Only 'metrics' and 'x_ticks' keys are required for each dict - others have default values.

Builtin plot customs: (reserved_name)

  • 'metrics' (required): names of metrics to plot from histories, as {'train': train_metrics, 'val': val_metrics} (at least one metric name required, for only one of train/val - need to have “something” to plot).
  • x_ticks' (required): x-coordinates of respective metrics, of same len().
  • 'vhlines': dict[‘v’ / ‘h’: float]. vertical/horizontal lines; e.g. {'v': 10} will draw a vertical line at x = 10, and {'h': .5} at y = .5.
  • 'mark_best_cfg': {'train': metric_name} or {'val': metric_name} and (optional) {'max_is_best: bool} pairs. Will mark plot to indicate a metric optimum (max (if 'max_is_best', the default) or min).
  • 'ylims': y-limits of plot panes.
  • 'legend_kw': passed to plt.legend(); if None, no legend is drawn.

Defaults handling:

Keys and subkeys, where absent, will be filled from configs returned by misc._make_plot_configs_from_metrics().

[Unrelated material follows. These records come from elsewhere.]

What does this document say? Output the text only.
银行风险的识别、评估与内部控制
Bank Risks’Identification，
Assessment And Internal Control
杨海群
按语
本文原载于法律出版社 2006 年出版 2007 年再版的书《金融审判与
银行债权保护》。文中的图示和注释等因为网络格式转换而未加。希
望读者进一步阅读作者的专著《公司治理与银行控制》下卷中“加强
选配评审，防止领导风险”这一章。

  • If plot pane '0' is lacking entirely, it’ll be copied from the defaults.
  • If subkey 'color' in dict with key '0' is missing, will fill from defaults['0']['color'].

Further info:

  • Every key’s iterable value (list, etc) must be of same len as number of metrics in 'metrics'; this is ensured within cfg_fn.
  • Metrics are plotted in order of insertion (at both dict and list level), so later metrics will carry over to additional plot panes if number of metrics exceeds plot_first_pane_max_vals; see cfg_fn.
  • A convenient option is to change _PLOT_CFG in configs.py and pass plot_configs=None to TrainGenerator.__init__; will internally call cfg_fn, which validates some configs and tries to fill what’s missing.
  • Above, cfg_fn == misc._make_plot_configs_from_metrics()
deeptrain.visuals._plot_metrics(x_ticks, metrics, plot_kw, mark_best_idx=None, max_is_best=True, axis=None, vhlines=None, ylims=(0, 2), legend_kw=None, key_metric='loss', metric_name_to_alias_fn=None)

Plots metrics according to inputs passed by get_history_fig().

Module contents

deeptrain.scalefig(fig)

Used internally to scale figures according to env var ‘SCALEFIG’.

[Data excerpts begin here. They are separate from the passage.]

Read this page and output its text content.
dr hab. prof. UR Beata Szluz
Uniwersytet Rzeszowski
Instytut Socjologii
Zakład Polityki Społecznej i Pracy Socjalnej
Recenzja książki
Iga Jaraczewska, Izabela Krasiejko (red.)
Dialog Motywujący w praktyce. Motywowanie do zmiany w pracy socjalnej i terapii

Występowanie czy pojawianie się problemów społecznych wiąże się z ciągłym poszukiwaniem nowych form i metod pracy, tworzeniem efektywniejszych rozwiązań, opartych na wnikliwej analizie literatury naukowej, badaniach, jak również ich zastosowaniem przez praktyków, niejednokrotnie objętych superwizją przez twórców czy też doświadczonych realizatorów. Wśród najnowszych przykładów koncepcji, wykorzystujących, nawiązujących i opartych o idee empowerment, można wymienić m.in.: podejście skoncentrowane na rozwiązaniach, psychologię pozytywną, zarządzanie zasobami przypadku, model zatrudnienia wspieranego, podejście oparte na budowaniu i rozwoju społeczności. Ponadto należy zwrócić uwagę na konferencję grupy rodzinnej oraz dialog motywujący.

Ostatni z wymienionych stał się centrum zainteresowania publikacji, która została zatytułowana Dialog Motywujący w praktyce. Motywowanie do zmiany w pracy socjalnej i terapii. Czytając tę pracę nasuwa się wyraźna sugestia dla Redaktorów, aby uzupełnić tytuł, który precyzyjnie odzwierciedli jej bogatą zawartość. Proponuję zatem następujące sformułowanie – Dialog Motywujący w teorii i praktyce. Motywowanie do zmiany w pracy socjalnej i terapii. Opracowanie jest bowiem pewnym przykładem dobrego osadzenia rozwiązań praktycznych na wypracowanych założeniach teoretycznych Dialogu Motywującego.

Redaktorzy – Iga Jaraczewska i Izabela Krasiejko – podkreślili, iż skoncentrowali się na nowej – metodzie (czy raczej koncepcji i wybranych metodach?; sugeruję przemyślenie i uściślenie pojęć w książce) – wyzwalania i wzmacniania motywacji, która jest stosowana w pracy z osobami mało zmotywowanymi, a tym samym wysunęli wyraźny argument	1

os.environ[‘SCALEFIG’] can be an int, float, tuple, list, or bracketless tuple, but must be a string: ‘1’, ‘1.1’, ‘(1, 1.1)’, ‘1,1.1’.

deeptrain.set_seeds(seeds=None, reset_graph=False, verbose=1)

Sets random seeds and maybe clears keras session and resets TensorFlow default graph.

NOTE: after calling w/ reset_graph=True, best practice is to re-instantiate model, else some internal operations may fail due to elements from different graphs interacting (of pre-reset model and post-reset tensors).